The days are stretching longer. Socks are off, water play is calling, and the natural rhythm of the season is starting to shift. For families guided by the principles of RIE® and Pikler®, summer offers an invitation—not to fill the calendar, but to slow down and tune in.
It’s tempting to pack summer with camps, classes, outings, and endless activities. That’s the culture around us: do more, keep busy. But what if this season was about being more, not doing more?
Summer as a Time to Simplify
In respectful caregiving, we focus on slowness, presence, and predictability—and summer gives us a beautiful opportunity to honor those rhythms more deeply.
Here are a few ways to embrace summer:
1. Create Space for Free Play—Especially Outdoors
Simple water bins, sand, grass, shade, and time are more than enough.
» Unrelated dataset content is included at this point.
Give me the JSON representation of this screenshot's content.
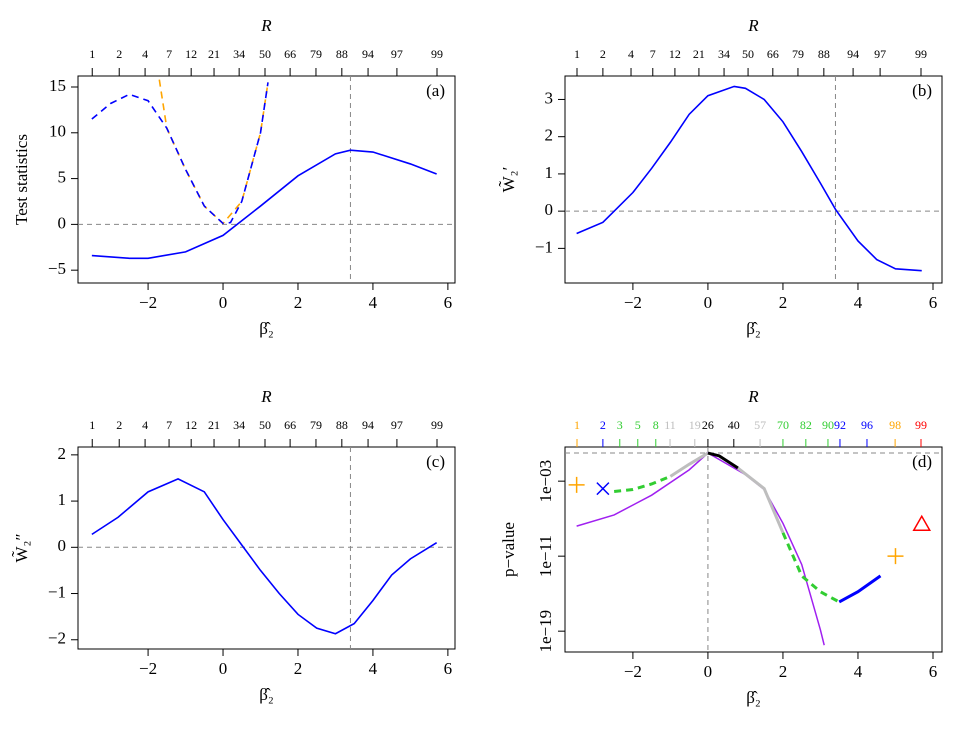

Children thrive in environments where they can move freely, explore naturally, and engage without interruption. Let the sun and soil become their learning materials.
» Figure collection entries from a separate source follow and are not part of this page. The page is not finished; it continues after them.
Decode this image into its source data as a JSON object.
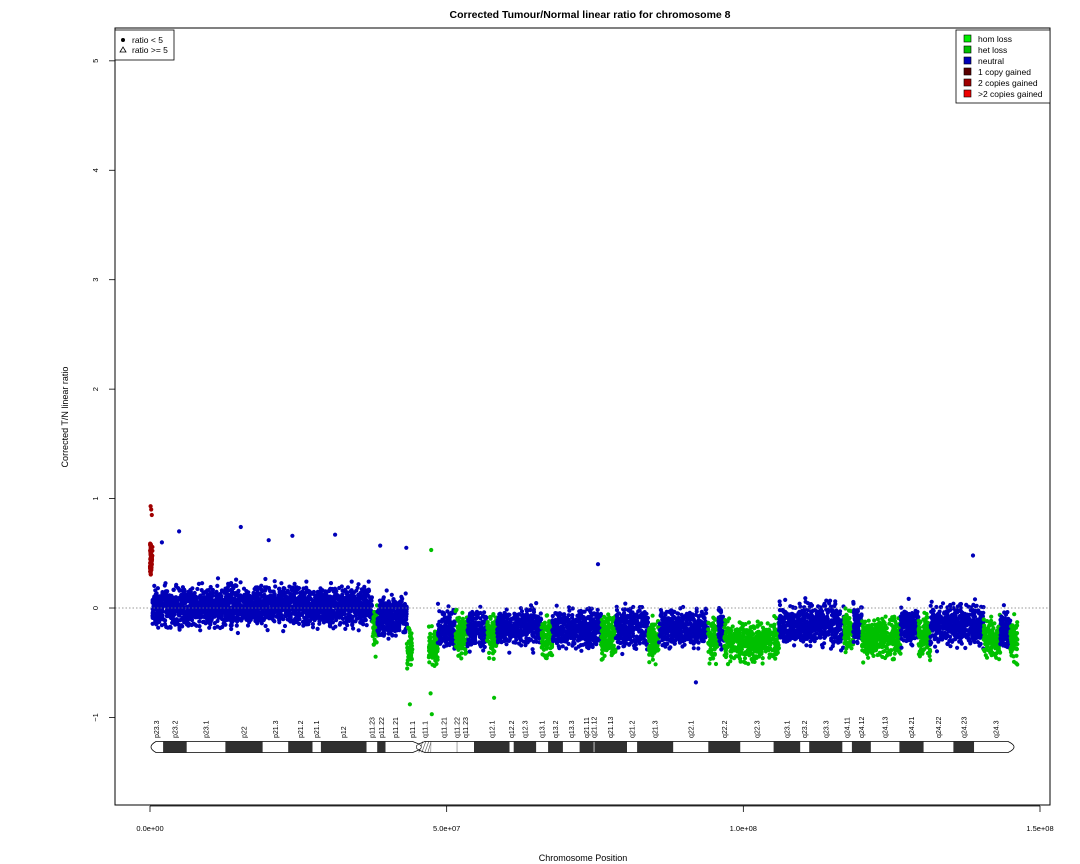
{
  "chart_data": {
    "type": "scatter",
    "title": "Corrected Tumour/Normal linear ratio for chromosome  8",
    "xlabel": "Chromosome Position",
    "ylabel": "Corrected T/N linear ratio",
    "xlim": [
      0,
      150000000
    ],
    "ylim": [
      -1.8,
      5.3
    ],
    "x_ticks": [
      {
        "value": 0,
        "label": "0.0e+00"
      },
      {
        "value": 50000000,
        "label": "5.0e+07"
      },
      {
        "value": 100000000,
        "label": "1.0e+08"
      },
      {
        "value": 150000000,
        "label": "1.5e+08"
      }
    ],
    "y_ticks": [
      {
        "value": -1,
        "label": "−1"
      },
      {
        "value": 0,
        "label": "0"
      },
      {
        "value": 1,
        "label": "1"
      },
      {
        "value": 2,
        "label": "2"
      },
      {
        "value": 3,
        "label": "3"
      },
      {
        "value": 4,
        "label": "4"
      },
      {
        "value": 5,
        "label": "5"
      }
    ],
    "reference_line": 0,
    "shape_legend": {
      "placement": "top-left",
      "entries": [
        {
          "label": "ratio < 5",
          "symbol": "dot"
        },
        {
          "label": "ratio >= 5",
          "symbol": "triangle"
        }
      ]
    },
    "state_legend": {
      "placement": "top-right",
      "entries": [
        {
          "label": "hom loss",
          "color": "#00ee00"
        },
        {
          "label": "het loss",
          "color": "#00c000"
        },
        {
          "label": "neutral",
          "color": "#0000b8"
        },
        {
          "label": "1 copy gained",
          "color": "#5a0000"
        },
        {
          "label": "2 copies gained",
          "color": "#a00000"
        },
        {
          "label": ">2 copies gained",
          "color": "#ee0000"
        }
      ]
    },
    "segments": [
      {
        "start": 0,
        "end": 400000,
        "state": "2 copies gained",
        "color": "#a00000",
        "center": 0.45,
        "spread": 0.28,
        "count": 60,
        "outliers": [
          [
            100000,
            0.93
          ],
          [
            200000,
            0.9
          ],
          [
            300000,
            0.85
          ]
        ]
      },
      {
        "start": 400000,
        "end": 37500000,
        "state": "neutral",
        "color": "#0000b8",
        "center": 0.02,
        "spread": 0.3,
        "count": 2200,
        "outliers": [
          [
            15300000,
            0.74
          ],
          [
            4900000,
            0.7
          ],
          [
            24000000,
            0.66
          ],
          [
            31200000,
            0.67
          ],
          [
            2000000,
            0.6
          ],
          [
            20000000,
            0.62
          ]
        ]
      },
      {
        "start": 37500000,
        "end": 38300000,
        "state": "het loss",
        "color": "#00c000",
        "center": -0.15,
        "spread": 0.35,
        "count": 50,
        "outliers": []
      },
      {
        "start": 38300000,
        "end": 43300000,
        "state": "neutral",
        "color": "#0000b8",
        "center": -0.08,
        "spread": 0.3,
        "count": 300,
        "outliers": [
          [
            38800000,
            0.57
          ],
          [
            43200000,
            0.55
          ]
        ]
      },
      {
        "start": 43300000,
        "end": 44200000,
        "state": "het loss",
        "color": "#00c000",
        "center": -0.35,
        "spread": 0.3,
        "count": 50,
        "outliers": [
          [
            43800000,
            -0.88
          ]
        ]
      },
      {
        "start": 47000000,
        "end": 48500000,
        "state": "het loss",
        "color": "#00c000",
        "center": -0.35,
        "spread": 0.3,
        "count": 90,
        "outliers": [
          [
            47400000,
            0.53
          ],
          [
            47300000,
            -0.78
          ],
          [
            47500000,
            -0.97
          ]
        ]
      },
      {
        "start": 48500000,
        "end": 51500000,
        "state": "neutral",
        "color": "#0000b8",
        "center": -0.2,
        "spread": 0.3,
        "count": 150,
        "outliers": []
      },
      {
        "start": 51500000,
        "end": 53500000,
        "state": "het loss",
        "color": "#00c000",
        "center": -0.25,
        "spread": 0.3,
        "count": 120,
        "outliers": []
      },
      {
        "start": 53500000,
        "end": 56800000,
        "state": "neutral",
        "color": "#0000b8",
        "center": -0.18,
        "spread": 0.3,
        "count": 170,
        "outliers": []
      },
      {
        "start": 56800000,
        "end": 58500000,
        "state": "het loss",
        "color": "#00c000",
        "center": -0.25,
        "spread": 0.3,
        "count": 100,
        "outliers": [
          [
            58000000,
            -0.82
          ]
        ]
      },
      {
        "start": 58500000,
        "end": 66000000,
        "state": "neutral",
        "color": "#0000b8",
        "center": -0.18,
        "spread": 0.3,
        "count": 380,
        "outliers": []
      },
      {
        "start": 66000000,
        "end": 67800000,
        "state": "het loss",
        "color": "#00c000",
        "center": -0.28,
        "spread": 0.3,
        "count": 100,
        "outliers": []
      },
      {
        "start": 67800000,
        "end": 76000000,
        "state": "neutral",
        "color": "#0000b8",
        "center": -0.18,
        "spread": 0.3,
        "count": 400,
        "outliers": [
          [
            75500000,
            0.4
          ]
        ]
      },
      {
        "start": 76000000,
        "end": 78500000,
        "state": "het loss",
        "color": "#00c000",
        "center": -0.25,
        "spread": 0.3,
        "count": 140,
        "outliers": []
      },
      {
        "start": 78500000,
        "end": 84000000,
        "state": "neutral",
        "color": "#0000b8",
        "center": -0.18,
        "spread": 0.3,
        "count": 280,
        "outliers": []
      },
      {
        "start": 84000000,
        "end": 85800000,
        "state": "het loss",
        "color": "#00c000",
        "center": -0.28,
        "spread": 0.3,
        "count": 100,
        "outliers": []
      },
      {
        "start": 85800000,
        "end": 94000000,
        "state": "neutral",
        "color": "#0000b8",
        "center": -0.18,
        "spread": 0.3,
        "count": 400,
        "outliers": [
          [
            92000000,
            -0.68
          ]
        ]
      },
      {
        "start": 94000000,
        "end": 95800000,
        "state": "het loss",
        "color": "#00c000",
        "center": -0.28,
        "spread": 0.3,
        "count": 100,
        "outliers": []
      },
      {
        "start": 95800000,
        "end": 96800000,
        "state": "neutral",
        "color": "#0000b8",
        "center": -0.18,
        "spread": 0.3,
        "count": 60,
        "outliers": []
      },
      {
        "start": 96800000,
        "end": 106000000,
        "state": "het loss",
        "color": "#00c000",
        "center": -0.3,
        "spread": 0.3,
        "count": 480,
        "outliers": []
      },
      {
        "start": 106000000,
        "end": 117000000,
        "state": "neutral",
        "color": "#0000b8",
        "center": -0.15,
        "spread": 0.32,
        "count": 560,
        "outliers": []
      },
      {
        "start": 117000000,
        "end": 118500000,
        "state": "het loss",
        "color": "#00c000",
        "center": -0.2,
        "spread": 0.3,
        "count": 80,
        "outliers": []
      },
      {
        "start": 118500000,
        "end": 120000000,
        "state": "neutral",
        "color": "#0000b8",
        "center": -0.15,
        "spread": 0.3,
        "count": 80,
        "outliers": []
      },
      {
        "start": 120000000,
        "end": 126500000,
        "state": "het loss",
        "color": "#00c000",
        "center": -0.28,
        "spread": 0.3,
        "count": 340,
        "outliers": []
      },
      {
        "start": 126500000,
        "end": 129500000,
        "state": "neutral",
        "color": "#0000b8",
        "center": -0.15,
        "spread": 0.3,
        "count": 160,
        "outliers": []
      },
      {
        "start": 129500000,
        "end": 131500000,
        "state": "het loss",
        "color": "#00c000",
        "center": -0.25,
        "spread": 0.3,
        "count": 110,
        "outliers": []
      },
      {
        "start": 131500000,
        "end": 140500000,
        "state": "neutral",
        "color": "#0000b8",
        "center": -0.15,
        "spread": 0.32,
        "count": 460,
        "outliers": [
          [
            138700000,
            0.48
          ]
        ]
      },
      {
        "start": 140500000,
        "end": 143300000,
        "state": "het loss",
        "color": "#00c000",
        "center": -0.28,
        "spread": 0.3,
        "count": 150,
        "outliers": []
      },
      {
        "start": 143300000,
        "end": 145000000,
        "state": "neutral",
        "color": "#0000b8",
        "center": -0.2,
        "spread": 0.3,
        "count": 90,
        "outliers": []
      },
      {
        "start": 145000000,
        "end": 146200000,
        "state": "het loss",
        "color": "#00c000",
        "center": -0.3,
        "spread": 0.3,
        "count": 70,
        "outliers": []
      }
    ],
    "ideogram": {
      "y": -1.27,
      "centromere": 45300000,
      "end": 146300000,
      "bands": [
        {
          "name": "p23.3",
          "start": 0,
          "end": 2200000,
          "stain": "gneg"
        },
        {
          "name": "p23.2",
          "start": 2200000,
          "end": 6200000,
          "stain": "gpos"
        },
        {
          "name": "p23.1",
          "start": 6200000,
          "end": 12700000,
          "stain": "gneg"
        },
        {
          "name": "p22",
          "start": 12700000,
          "end": 19000000,
          "stain": "gpos"
        },
        {
          "name": "p21.3",
          "start": 19000000,
          "end": 23300000,
          "stain": "gneg"
        },
        {
          "name": "p21.2",
          "start": 23300000,
          "end": 27400000,
          "stain": "gpos"
        },
        {
          "name": "p21.1",
          "start": 27400000,
          "end": 28800000,
          "stain": "gneg"
        },
        {
          "name": "p12",
          "start": 28800000,
          "end": 36500000,
          "stain": "gpos"
        },
        {
          "name": "p11.23",
          "start": 36500000,
          "end": 38300000,
          "stain": "gneg"
        },
        {
          "name": "p11.22",
          "start": 38300000,
          "end": 39700000,
          "stain": "gpos"
        },
        {
          "name": "p11.21",
          "start": 39700000,
          "end": 43100000,
          "stain": "gneg"
        },
        {
          "name": "p11.1",
          "start": 43100000,
          "end": 45300000,
          "stain": "acen"
        },
        {
          "name": "q11.1",
          "start": 45300000,
          "end": 47400000,
          "stain": "gvar"
        },
        {
          "name": "q11.21",
          "start": 47400000,
          "end": 51700000,
          "stain": "gneg"
        },
        {
          "name": "q11.22",
          "start": 51700000,
          "end": 51800000,
          "stain": "gpos"
        },
        {
          "name": "q11.23",
          "start": 51800000,
          "end": 54600000,
          "stain": "gneg"
        },
        {
          "name": "q12.1",
          "start": 54600000,
          "end": 60600000,
          "stain": "gpos"
        },
        {
          "name": "q12.2",
          "start": 60600000,
          "end": 61300000,
          "stain": "gneg"
        },
        {
          "name": "q12.3",
          "start": 61300000,
          "end": 65100000,
          "stain": "gpos"
        },
        {
          "name": "q13.1",
          "start": 65100000,
          "end": 67100000,
          "stain": "gneg"
        },
        {
          "name": "q13.2",
          "start": 67100000,
          "end": 69600000,
          "stain": "gpos"
        },
        {
          "name": "q13.3",
          "start": 69600000,
          "end": 72400000,
          "stain": "gneg"
        },
        {
          "name": "q21.11",
          "start": 72400000,
          "end": 74800000,
          "stain": "gpos"
        },
        {
          "name": "q21.12",
          "start": 74800000,
          "end": 74900000,
          "stain": "gneg"
        },
        {
          "name": "q21.13",
          "start": 74900000,
          "end": 80400000,
          "stain": "gpos"
        },
        {
          "name": "q21.2",
          "start": 80400000,
          "end": 82100000,
          "stain": "gneg"
        },
        {
          "name": "q21.3",
          "start": 82100000,
          "end": 88200000,
          "stain": "gpos"
        },
        {
          "name": "q22.1",
          "start": 88200000,
          "end": 94100000,
          "stain": "gneg"
        },
        {
          "name": "q22.2",
          "start": 94100000,
          "end": 99500000,
          "stain": "gpos"
        },
        {
          "name": "q22.3",
          "start": 99500000,
          "end": 105100000,
          "stain": "gneg"
        },
        {
          "name": "q23.1",
          "start": 105100000,
          "end": 109600000,
          "stain": "gpos"
        },
        {
          "name": "q23.2",
          "start": 109600000,
          "end": 111100000,
          "stain": "gneg"
        },
        {
          "name": "q23.3",
          "start": 111100000,
          "end": 116700000,
          "stain": "gpos"
        },
        {
          "name": "q24.11",
          "start": 116700000,
          "end": 118300000,
          "stain": "gneg"
        },
        {
          "name": "q24.12",
          "start": 118300000,
          "end": 121500000,
          "stain": "gpos"
        },
        {
          "name": "q24.13",
          "start": 121500000,
          "end": 126300000,
          "stain": "gneg"
        },
        {
          "name": "q24.21",
          "start": 126300000,
          "end": 130400000,
          "stain": "gpos"
        },
        {
          "name": "q24.22",
          "start": 130400000,
          "end": 135400000,
          "stain": "gneg"
        },
        {
          "name": "q24.23",
          "start": 135400000,
          "end": 138900000,
          "stain": "gpos"
        },
        {
          "name": "q24.3",
          "start": 138900000,
          "end": 146300000,
          "stain": "gneg"
        }
      ]
    }
  }
}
2. Maintain Core Rhythms While Loosening the Edges
Children feel safe in the familiar. Even as days get more relaxed, hold onto key rituals—waking, meals, rest, and bedtime—as anchors. This predictability helps children feel grounded, even with looser days.
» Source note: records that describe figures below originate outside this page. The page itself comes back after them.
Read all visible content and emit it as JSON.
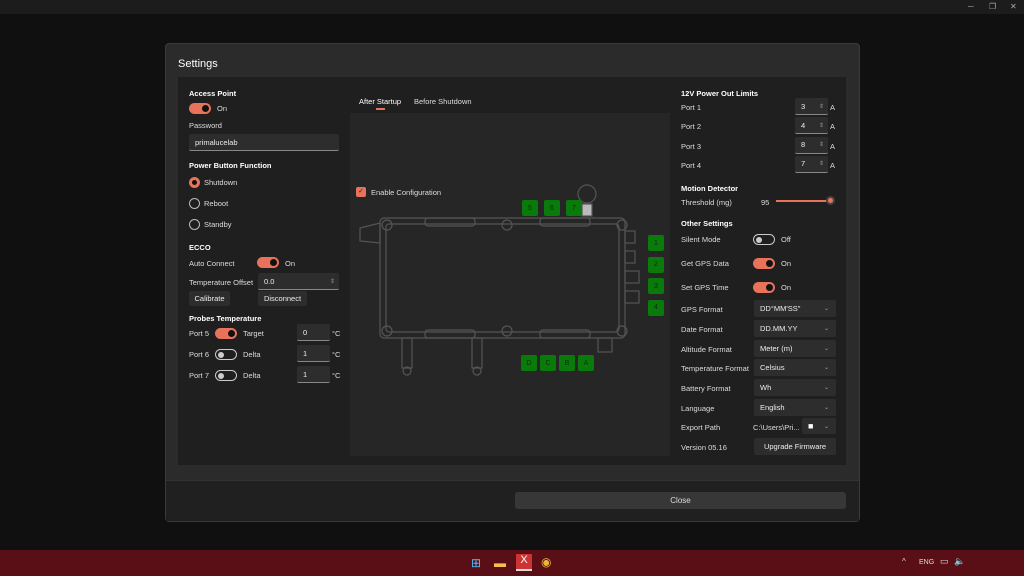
{
  "window": {
    "title": "Settings",
    "close_label": "Close"
  },
  "left": {
    "access_point": {
      "heading": "Access Point",
      "toggle_on": true,
      "toggle_label": "On",
      "password_label": "Password",
      "password_value": "primalucelab"
    },
    "power_button": {
      "heading": "Power Button Function",
      "options": [
        {
          "label": "Shutdown",
          "selected": true
        },
        {
          "label": "Reboot",
          "selected": false
        },
        {
          "label": "Standby",
          "selected": false
        }
      ]
    },
    "ecco": {
      "heading": "ECCO",
      "auto_connect_label": "Auto Connect",
      "auto_connect_on": true,
      "auto_connect_state": "On",
      "temp_offset_label": "Temperature Offset",
      "temp_offset_value": "0.0",
      "calibrate_label": "Calibrate",
      "disconnect_label": "Disconnect"
    },
    "probes": {
      "heading": "Probes Temperature",
      "unit": "°C",
      "rows": [
        {
          "port": "Port 5",
          "on": true,
          "mode": "Target",
          "value": "0"
        },
        {
          "port": "Port 6",
          "on": false,
          "mode": "Delta",
          "value": "1"
        },
        {
          "port": "Port 7",
          "on": false,
          "mode": "Delta",
          "value": "1"
        }
      ]
    }
  },
  "center": {
    "tabs": [
      {
        "label": "After Startup",
        "active": true
      },
      {
        "label": "Before Shutdown",
        "active": false
      }
    ],
    "enable_config_label": "Enable Configuration",
    "enable_config_checked": true,
    "top_ports": [
      "5",
      "6",
      "7"
    ],
    "right_ports": [
      "1",
      "2",
      "3",
      "4"
    ],
    "bottom_ports": [
      "D",
      "C",
      "B",
      "A"
    ],
    "port_color": "#0a7a0a"
  },
  "right": {
    "power_limits": {
      "heading": "12V Power Out Limits",
      "unit": "A",
      "ports": [
        {
          "label": "Port 1",
          "value": "3"
        },
        {
          "label": "Port 2",
          "value": "4"
        },
        {
          "label": "Port 3",
          "value": "8"
        },
        {
          "label": "Port 4",
          "value": "7"
        }
      ]
    },
    "motion": {
      "heading": "Motion Detector",
      "threshold_label": "Threshold (mg)",
      "threshold_value": "95",
      "slider_fraction": 0.95
    },
    "other": {
      "heading": "Other Settings",
      "toggles": [
        {
          "label": "Silent Mode",
          "on": false,
          "state": "Off"
        },
        {
          "label": "Get GPS Data",
          "on": true,
          "state": "On"
        },
        {
          "label": "Set GPS Time",
          "on": true,
          "state": "On"
        }
      ],
      "selects": [
        {
          "label": "GPS Format",
          "value": "DD°MM'SS\""
        },
        {
          "label": "Date Format",
          "value": "DD.MM.YY"
        },
        {
          "label": "Altitude Format",
          "value": "Meter (m)"
        },
        {
          "label": "Temperature Format",
          "value": "Celsius"
        },
        {
          "label": "Battery Format",
          "value": "Wh"
        },
        {
          "label": "Language",
          "value": "English"
        }
      ],
      "export_path_label": "Export Path",
      "export_path_value": "C:\\Users\\Pri...",
      "version": "Version 05.16",
      "upgrade_label": "Upgrade Firmware"
    }
  },
  "taskbar": {
    "lang": "ENG"
  },
  "accent": "#e8735a"
}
3. Say No to Overscheduling
It’s okay to say no thank you to busy calendars. Your child doesn’t need constant stimulation—they need your calm presence, space to play, and time to be. Choose slow mornings, long snacks, and open-ended afternoons over structured events whenever possible.
4. Embrace Observation as Your Compass
Summer is a perfect time to watch without interference. What draws your child’s attention when you don’t direct them? What problem are they solving with a stick or a puddle? In observing quietly, you’ll see how capable they truly are.
5. Invite Moments of Joyful Connection
It’s the little things: applying sunscreen with presence, sharing watermelon on a picnic blanket. These are the moments that build trust and joy—and they don’t require anything extra.
This Summer, Let It Be Enough
You don’t have to create a perfect summer. You don’t need a bucket list or themed weeks. Your child doesn’t need enrichment—they need you. Your steady presence. Your open heart. Your respect for their pace and process.
And maybe, just maybe, you need this season too—to slow down, breathe deeper, and reconnect with what really matters.
Wishing you a summer full of sunlight, slowness, and spaciousness.